O sistema recursal brasileiro adota o princípio estabelecido pelo sistema norte-americano do due process of law (= devido processo legal), sobre o qual se alicerçam os principais institutos do direito processual, entre os quais se destacam o princípio da lealdade processual, que em uma de suas vertentes desemboca no acesso à Justiça, ou deveria desembocar no “acesso à ordem jurídica justa” (WATANABE, 1988, p.128). Esta se concretiza quando ao cidadão de fato é admitido participar em juízo, com todas as garantias constitucionais, e a receber a prestação jurisdicional efetiva e de acordo com os valores da sociedade em que está inserido.

Atualmente tal princípio se desdobra nas garantias e direitos individuais explicitados no Art. 5º da Constituição Federal.
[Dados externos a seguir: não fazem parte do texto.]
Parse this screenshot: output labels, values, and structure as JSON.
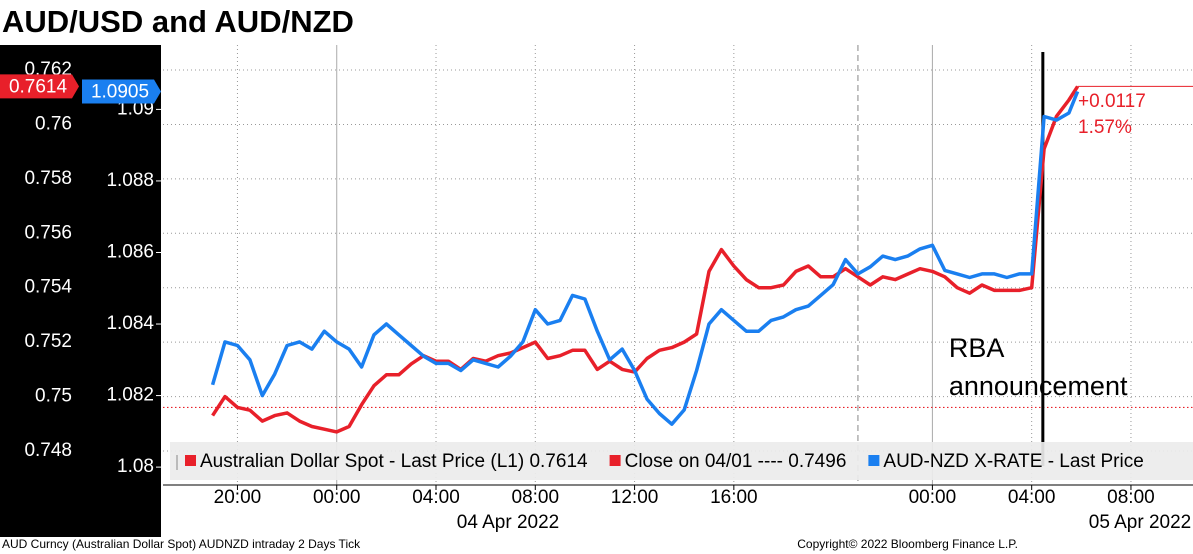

Este também é o entendimento de Arturo Hoyos, para quem a cláusula do devido processo legal compreende além da oportunidade de as partes serem ouvidas por um tribunal competente e pré-determinado por lei, independente e imparcial, de produzir provas lícitas, dentre outras garantias universalmente tidas como garantidoras do devido processo legal, que o processo se desenvolva sem dilações indevidas, literis:

De esta forma, nosotros entendemos que la garantía constitucional del debido proceso es una institución instrumental en virtud de la cual debe asegurarse a las partes en todo proceso - legalmente establecido y que se desarrolle sin dilaciones injustificadas -oportunidad razonable de ser oídas por un tribunal competente, predeterminado por la ley, independiente e imparcial, de pronunciarse respecto de las pretensiones y manifestaciones de la parte contraria, de aportar pruebas lícitas relacionadas com el objeto del proceso y de contradecir las aportadas por la contraparte, de hacer uso de los medios de impugnación consagrados por la ley contra resoluciones judiciales motivadas y conformes a derecho, de tal manera que las personas puedan defender efectivamente sus derechos.